Après le coup d’état de 1973, ce sont Mr RUTIHUNZA Théobald et NATETE Fulgence qui ont été nommés au poste de Bourgmestre de Karengera et aucun d’eux n’est originaire du Busozo.

Les Basozo originaires de Butare, Gasumo et Bweyeye n’ont jamais eu la chance de participer activement à la direction de leur commune d’accueil.

Le démantèlement de leur commune en 1963 a laissé un goût amer chez tous les Basozo.

Pendant la première et la deuxième République, ils n’ont jamais cessé de réclamer la réunification du Busozo mais leurs demandes ont malheureusement eu une fin de non-recevoir.

 

Malgré cette séparation forcée, les Basozo sont restés très soudés et le sont même aujourd’hui. Ils organisaient régulièrement des réunions de concertation dans lesquelles ils s’encourageaient à garder leur identité et à se battre là où ils étaient.

Il a fallu attendre 1998 pour que le Gouvernement dirigé par le FPR- Inkotanyi rétablisse les Basozo dans leur droit en recréant la commune Busozo[10] dans ses anciennes limites ; elle a été dirigée par Mr MUYOBOKE Jonathan, un Tutsi Munyamulenge ; il avait deux assistants Hutu originaires du Busozo. Le siège de la commune se trouvait à Nyabitimbo comme en 1960.

 

Malheureusement, comme en 1963 la joie des Basozo a été encore de très courte durée puisqu’avec la réforme administrative de 2001 la commune Busozo a une deuxième fois été supprimée et incorporée dans la région de Bugarama[11], une des 7 régions qui composaient la préfecture de Cyangugu.

La situation a empiré avec la réforme administrative du Gouvernement rwandais décidée par la loi N° 29/2005 du 31/12/2005 qui a mis tout le Busozo dans le District de RUSIZI.

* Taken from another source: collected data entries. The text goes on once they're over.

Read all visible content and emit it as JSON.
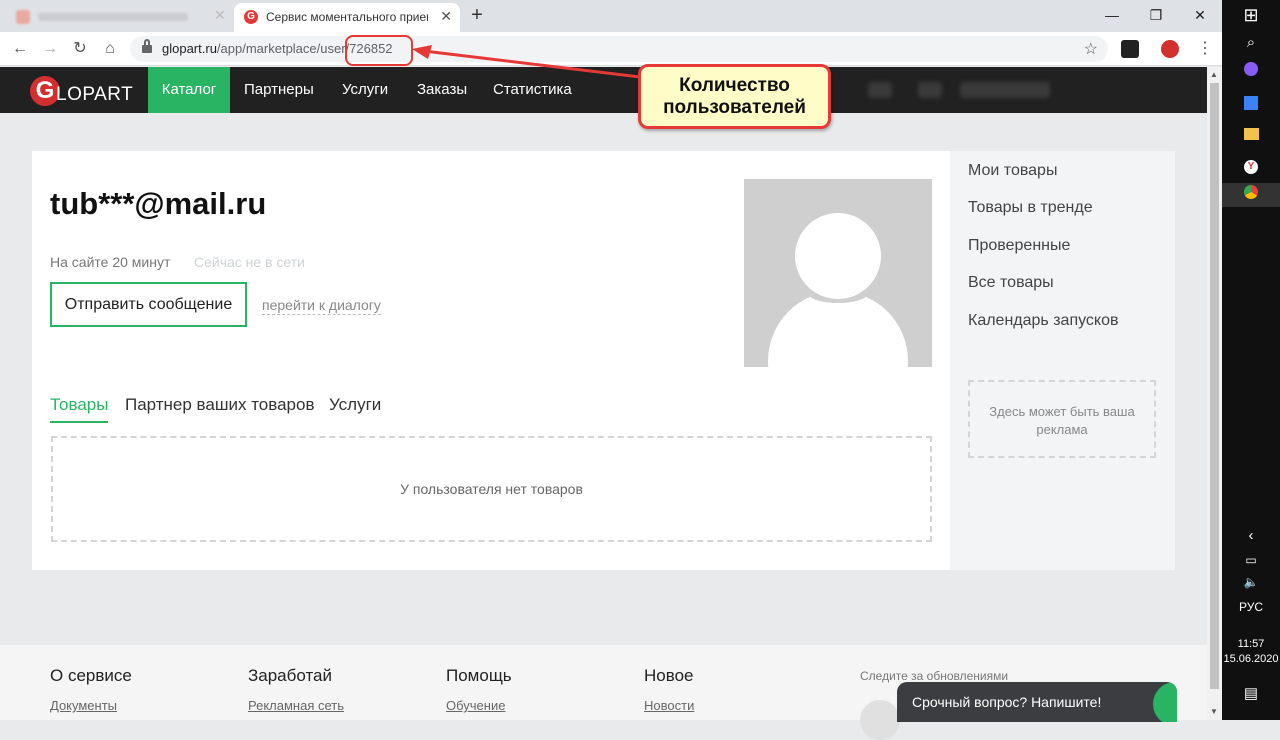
{
  "browser": {
    "active_tab_title": "Сервис моментального приема",
    "url_host": "glopart.ru",
    "url_path": "/app/marketplace/user/726852"
  },
  "annotation": {
    "line1": "Количество",
    "line2": "пользователей"
  },
  "header": {
    "logo_letter": "G",
    "logo_text": "LOPART",
    "nav": [
      "Каталог",
      "Партнеры",
      "Услуги",
      "Заказы",
      "Статистика"
    ]
  },
  "profile": {
    "email": "tub***@mail.ru",
    "online_time": "На сайте 20 минут",
    "status": "Сейчас не в сети",
    "send_message": "Отправить сообщение",
    "dialog_link": "перейти к диалогу",
    "tabs": [
      "Товары",
      "Партнер ваших товаров",
      "Услуги"
    ],
    "empty_text": "У пользователя нет товаров"
  },
  "sidebar": {
    "items": [
      "Мои товары",
      "Товары в тренде",
      "Проверенные",
      "Все товары",
      "Календарь запусков"
    ],
    "ad_text": "Здесь может быть ваша реклама"
  },
  "footer": {
    "columns": [
      {
        "title": "О сервисе",
        "link": "Документы"
      },
      {
        "title": "Заработай",
        "link": "Рекламная сеть"
      },
      {
        "title": "Помощь",
        "link": "Обучение"
      },
      {
        "title": "Новое",
        "link": "Новости"
      }
    ],
    "follow": "Следите за обновлениями"
  },
  "chat": {
    "text": "Срочный вопрос? Напишите!"
  },
  "taskbar": {
    "language": "РУС",
    "time": "11:57",
    "date": "15.06.2020"
  },
  "colors": {
    "accent": "#28b463",
    "header_bg": "#212121",
    "annotation_red": "#e53935",
    "annotation_fill": "#fffcc8"
  }
}
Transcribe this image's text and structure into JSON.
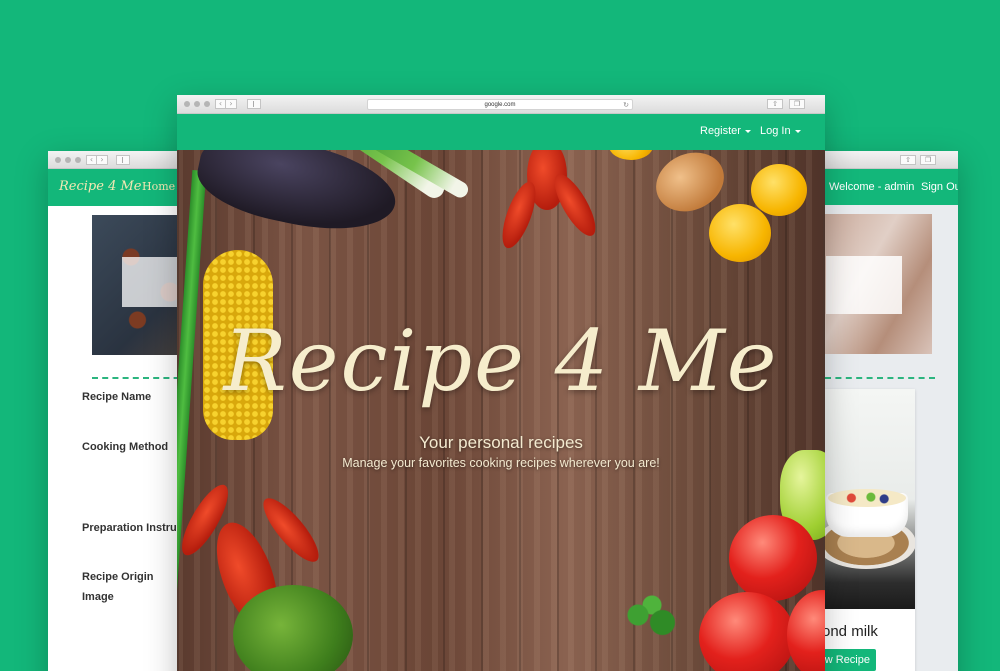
{
  "left_window": {
    "brand": "Recipe 4 Me",
    "nav_home": "Home",
    "form_labels": [
      "Recipe Name",
      "Cooking Method",
      "Preparation Instruc",
      "Recipe Origin",
      "Image"
    ]
  },
  "right_window": {
    "welcome": "Welcome - admin",
    "sign_out": "Sign Ou",
    "card": {
      "title": "ond milk",
      "button": "w Recipe"
    }
  },
  "center_window": {
    "url": "google.com",
    "nav": {
      "register": "Register",
      "login": "Log In"
    },
    "hero": {
      "title": "Recipe 4 Me",
      "subtitle": "Your personal recipes",
      "tagline": "Manage your favorites cooking recipes wherever you are!"
    }
  },
  "icons": [
    "chevron-left-icon",
    "chevron-right-icon",
    "sidebar-icon",
    "share-icon",
    "tabs-icon",
    "reload-icon",
    "caret-down-icon"
  ],
  "colors": {
    "brand_green": "#13b77a",
    "hero_text": "#f6edcc",
    "brand_text": "#f3e8b3"
  }
}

Ainsi s’achève l’anéantissement de la culture des Basozo par le FPR.

 

Dans l’histoire, chaque pays ou région a ses héros et les Basozo en ont eus ; les générations Hutu actuelles et futures ne devraient pas les oublier. Il s’agit des personnes suivantes :

-Mr NTEMABITI : fils de GIKUNGA, originaire de Gikongoro, Hutu des Abagesera, païen et illettré. Il a pu se maintenir à la tête de la sous- chefferie RASANO de 1931 à 1959, cette longévité exceptionnelle est difficile à expliquer.

-Mr KANAMUGIRE Fidèle : enseignant à Nyabitimbo, Bourgmestre de la commune Busozo de 1960 à 1963, Secrétaire Régional du MDR Parmehutu dans la Préfecture de Cyangugu et Député à l’Assemblée Nationale.

Comme bourgmestre, il a dû tout construire en partant de zéro : bureau communal et autres infrastructures de base et gérer une population surchauffée suite à la révolution sociale.

-Mr KANDEGE Martin : conseiller communal de la commune Busozo de 1960 à 1963 puis Bourgmestre de la commune Bugarama de 1963 à 1967. Il a géré la situation chaotique lors des attaques terroristes des Inyenzi à Bugarama.

-Mr NGIRUWONSANGA Ildéphonse alias RUTICUMUGAMBI : enseignant et Bourgmestre de la commune Bugarama de 1971 à 1973. Avec l’aide de la population, il a construit le pont sur la rivière Rubyiro entre Karengera et Busozo. Cela a permis aux Basozo d’éviter les nombreuses noyades dont ils étaient victimes.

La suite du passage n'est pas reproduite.